You stumble on through parenthood. As the toddler years approach, you dash around inserting child guards on electrical outlets, child locks on cupboard doors (which smash your fingers every third time you try to open the darn thing). The terrible twos arrive. As the little bundle of joy throws himself screaming and kicking on the floor, you feel the natural pull to join him. Most parents do manage to control themselves and maintain a mature demeanor, especially if others are around. Three-year-olds scream ‘I hate you!’ at least twice a day, four-year-olds are fairly human, five-year-olds know everything because their kindergarten teacher told them (You aren’t their teacher. You will never reach that lofty height.) Children continue through life causing all kinds of chaos as they go. You – the parent – have to maintain self-control while properly training this less-than-perfect human being you have brought into the world.

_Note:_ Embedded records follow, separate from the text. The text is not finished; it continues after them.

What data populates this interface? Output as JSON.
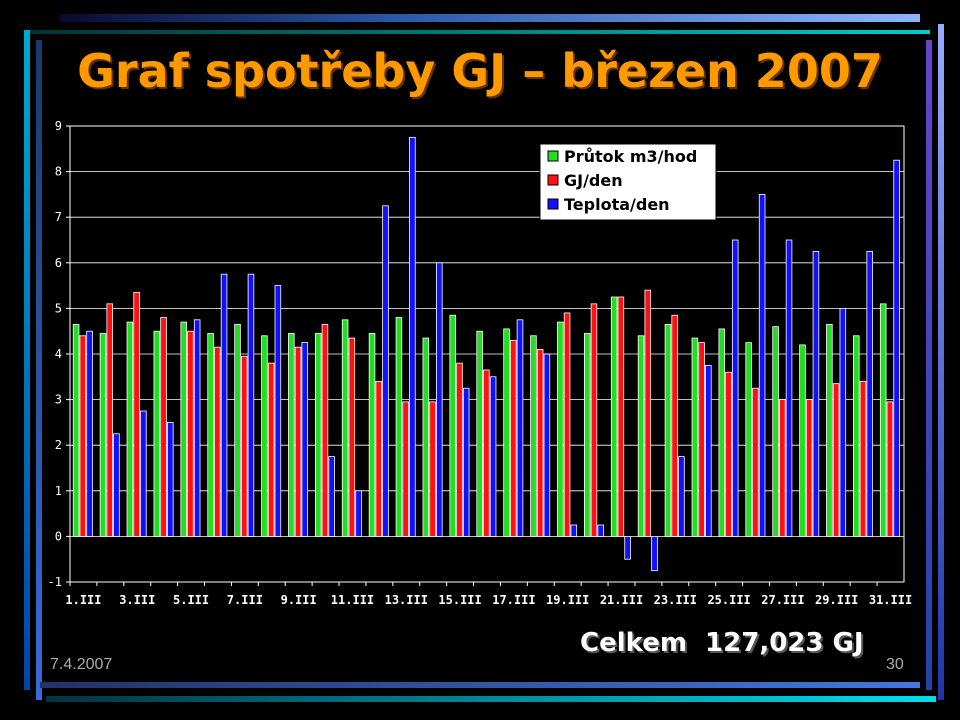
{
  "slide": {
    "title": "Graf spotřeby GJ – březen 2007",
    "total": "Celkem  127,023 GJ",
    "date": "7.4.2007",
    "page": "30"
  },
  "colors": {
    "background": "#000000",
    "title": "#ff9900",
    "plot_background": "#000000",
    "series": [
      "#22dd22",
      "#ff1111",
      "#1111ff"
    ]
  },
  "chart_data": {
    "type": "bar",
    "ylim": [
      -1,
      9
    ],
    "yticks": [
      -1,
      0,
      1,
      2,
      3,
      4,
      5,
      6,
      7,
      8,
      9
    ],
    "grid": true,
    "legend_position": "top-right",
    "categories": [
      "1.III",
      "2.III",
      "3.III",
      "4.III",
      "5.III",
      "6.III",
      "7.III",
      "8.III",
      "9.III",
      "10.III",
      "11.III",
      "12.III",
      "13.III",
      "14.III",
      "15.III",
      "16.III",
      "17.III",
      "18.III",
      "19.III",
      "20.III",
      "21.III",
      "22.III",
      "23.III",
      "24.III",
      "25.III",
      "26.III",
      "27.III",
      "28.III",
      "29.III",
      "30.III",
      "31.III"
    ],
    "xtick_labels": [
      "1.III",
      "3.III",
      "5.III",
      "7.III",
      "9.III",
      "11.III",
      "13.III",
      "15.III",
      "17.III",
      "19.III",
      "21.III",
      "23.III",
      "25.III",
      "27.III",
      "29.III",
      "31.III"
    ],
    "series": [
      {
        "name": "Průtok m3/hod",
        "values": [
          4.65,
          4.45,
          4.7,
          4.5,
          4.7,
          4.45,
          4.65,
          4.4,
          4.45,
          4.45,
          4.75,
          4.45,
          4.8,
          4.35,
          4.85,
          4.5,
          4.55,
          4.4,
          4.7,
          4.45,
          5.25,
          4.4,
          4.65,
          4.35,
          4.55,
          4.25,
          4.6,
          4.2,
          4.65,
          4.4,
          5.1
        ]
      },
      {
        "name": "GJ/den",
        "values": [
          4.4,
          5.1,
          5.35,
          4.8,
          4.5,
          4.15,
          3.95,
          3.8,
          4.15,
          4.65,
          4.35,
          3.4,
          2.95,
          2.95,
          3.8,
          3.65,
          4.3,
          4.1,
          4.9,
          5.1,
          5.25,
          5.4,
          4.85,
          4.25,
          3.6,
          3.25,
          3.0,
          3.0,
          3.35,
          3.4,
          2.95
        ]
      },
      {
        "name": "Teplota/den",
        "values": [
          4.5,
          2.25,
          2.75,
          2.5,
          4.75,
          5.75,
          5.75,
          5.5,
          4.25,
          1.75,
          1.0,
          7.25,
          8.75,
          6.0,
          3.25,
          3.5,
          4.75,
          4.0,
          0.25,
          0.25,
          -0.5,
          -0.75,
          1.75,
          3.75,
          6.5,
          7.5,
          6.5,
          6.25,
          5.0,
          6.25,
          8.25
        ]
      }
    ]
  }
}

So, if parenthood has all these drawbacks, why on earth do we do this to ourselves? The answer is simple. Every now and then some magic occurs; the baby smiles at you for the first time, you watch them sleep and realize how beautiful they are, the little one laughs in pure delight at a new discovery, they sleepily crawl into your lap and say “I love you Mommy”. It’s at these points that you realize that others may have glossed over the downside of parenting but they were right about one thing. This little one is worth it all

Music is a Reflection of Our Attitudes

Tuesday, October 25th, 2011

I remember my father as being a very loving man but also a very stubborn man. He knew what he wanted in his home and insisted that he got it. We children knew that swift consequences would come if his rules weren’t obeyed. He was stern about the music played in our home. Certain standards had to be met. Back when I was young, music came on flat, round discs called ‘records’. (I’m sure most of your know what they are. I’m just describing them for you young whippersnappers) They were expensive and breakable. Dad didn’t hesitate to break any record that came into our home that had vulgar language or questionable morals. As a teenager, it didn’t seem all that important to me that a few four-letter words might be found in the music I listened to. As an adult, I realize that it matters what music you listen to! Music has been with us since time began.  Birds were singing happy morning songs, breezes were blowing gentle harmony, hurricanes were pounding angry symphonies for as long as man has been in existence.  Man heard and imitated all of this.  The type of music we sang reflected our emotions.  Anger was in deep pounding bases, or sometimes high discordant notes.  Love was a gentle, tender, compelling song; hopelessness a steady monotone beat.  Today our music comes to us in every conceivable way.  Country singers tell of love lost or betrayed, rap music angrily denounces society and flaunts it’s rebellion with language and attitudes most find offensive.  Heavy metal and rock pushes the limits bringing a feeling of anger and discord.  So-called popular music appeals more to the masses and speaks of love, anger, loneliness, etc that most can identify with.

Why is all this important today? Because our attitudes and our emotions are influenced by the music we listen to.  Man was meant to have a song.  That song can lift you up or it can bring you down. It can express your anger or offer your forgiveness. It can influence how we think and what we do. More importantly, it can take the feelings you have and swell them to irrational highs or lows.  It is not a coincidence that crime and violence are rampant in areas where angry rap music is prevalent. It is not a coincidence that an infant falls into a restful sleep at the sound of a lullaby. It is not a coincidence that we feel uplifted at the sounds of Handel’s Messiah. It’s important for us and our families that we take stock of the music in our homes. When our children are singing songs with words that say ‘I want to start a fight’, it’s time to sit up and take notice. Do we want our homes to express that attitude? Or do we want our homes to express love and acceptance. Whatever we want in our families, we need to find the right accompaniment. And, as my father used to do, we need to throw out the trash.